Luca Bianchin, ha analizzato il momento in casa Milan, sulle pagine della Gazzetta dello Sport. La stagione deve ancora concludersi ufficialmente, rimane una sola partita da giocare, in casa contro il Cagliari. Una sfida che in caso di esito positivo, dovrebbe sancire il ritorno del Diavolo in Champions League, dopo un anno di assenza a causa dell’ottavo posto della scorsa stagione.
Tanti i temi toccati da Bianchin, a partire da Christopher Nkunku, grande protagonista di questo finale di stagione, nonostante l’annata rimanga in chiaroscuro. Bianchin ha poi parlato anche di Igli Tare, Direttore sportivo dei rossoneri, che dopo una sola annata rischia già di dover salutare la scrivania di casa Milan. Queste le parole di Luca Bianchin:

“Nkunku merita una menzione speciale. Il finale di stagione conferma l’idea che il rendimento dell’attaccante col palloncino dipenda in modo diretto dalla fiducia che gli viene concessa. Era già accaduto tra dicembre e gennaio, quando partiva titolare. Si è ripetuto anche nelle ultime due giornate: entrando a gara in corso contro l’Atalanta e giocando dall’inizio a Marassi“.

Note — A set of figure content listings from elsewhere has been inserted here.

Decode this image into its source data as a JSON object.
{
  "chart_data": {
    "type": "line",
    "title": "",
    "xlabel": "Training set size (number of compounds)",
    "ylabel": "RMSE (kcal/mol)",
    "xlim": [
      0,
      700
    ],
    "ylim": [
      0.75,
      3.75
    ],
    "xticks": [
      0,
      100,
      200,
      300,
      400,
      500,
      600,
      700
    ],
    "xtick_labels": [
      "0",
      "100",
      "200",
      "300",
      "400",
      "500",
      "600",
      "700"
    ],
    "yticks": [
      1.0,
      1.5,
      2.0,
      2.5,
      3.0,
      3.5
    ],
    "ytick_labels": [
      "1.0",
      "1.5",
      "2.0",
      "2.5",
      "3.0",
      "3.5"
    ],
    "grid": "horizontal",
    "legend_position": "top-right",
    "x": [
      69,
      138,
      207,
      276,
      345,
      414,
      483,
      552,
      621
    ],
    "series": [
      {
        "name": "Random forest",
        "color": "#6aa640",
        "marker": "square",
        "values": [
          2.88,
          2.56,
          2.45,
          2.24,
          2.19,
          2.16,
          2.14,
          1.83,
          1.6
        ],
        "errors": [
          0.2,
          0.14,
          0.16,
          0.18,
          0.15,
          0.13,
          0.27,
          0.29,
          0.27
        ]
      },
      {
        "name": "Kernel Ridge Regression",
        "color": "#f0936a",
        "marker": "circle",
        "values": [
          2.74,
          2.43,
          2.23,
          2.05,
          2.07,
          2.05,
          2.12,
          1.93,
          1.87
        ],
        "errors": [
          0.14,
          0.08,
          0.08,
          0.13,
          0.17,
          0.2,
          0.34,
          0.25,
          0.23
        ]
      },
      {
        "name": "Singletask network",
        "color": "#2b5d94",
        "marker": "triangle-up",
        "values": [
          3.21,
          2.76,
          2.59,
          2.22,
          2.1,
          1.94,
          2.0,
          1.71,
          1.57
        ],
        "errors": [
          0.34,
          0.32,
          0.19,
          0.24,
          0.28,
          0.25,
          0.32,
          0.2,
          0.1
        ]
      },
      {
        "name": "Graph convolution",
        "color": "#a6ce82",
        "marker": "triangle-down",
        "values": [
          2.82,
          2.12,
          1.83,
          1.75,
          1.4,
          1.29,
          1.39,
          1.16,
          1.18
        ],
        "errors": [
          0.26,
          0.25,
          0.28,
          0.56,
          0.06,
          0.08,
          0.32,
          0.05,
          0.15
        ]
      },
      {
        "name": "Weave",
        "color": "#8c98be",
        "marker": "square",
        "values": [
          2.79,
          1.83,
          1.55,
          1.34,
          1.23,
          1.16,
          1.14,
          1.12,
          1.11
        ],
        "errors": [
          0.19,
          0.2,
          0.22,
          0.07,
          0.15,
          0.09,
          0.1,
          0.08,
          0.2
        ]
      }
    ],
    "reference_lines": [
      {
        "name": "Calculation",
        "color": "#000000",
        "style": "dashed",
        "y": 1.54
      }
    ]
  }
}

“Nel mezzo, però, ci sono state molte prestazioni opache. Nel quadro poco brillante dell’attacco del Milan, con Gimenez ancora ben lontano dalla sufficienza, Nkunku appare il giocatore più in forma e rappresenta la scelta più affidabile per la formazione dell’ultima giornata a Cagliari“.

“Tare non ha ricevuto nessuna comunicazione ufficiale per la prossima stagione, quindi rimane in attesa. Tare è responsabili di uno dei tre mercati, citati da Cardinale. Il proprietario del fondo RedBird ha sottolineato come il Milan sia stato il club che ha speso di più negli ultimi tre anni. A Genova Tare era vicino a Cardinale, dall’altra parte Calvelli. Si rivedranno più avanti per definire il futuro“.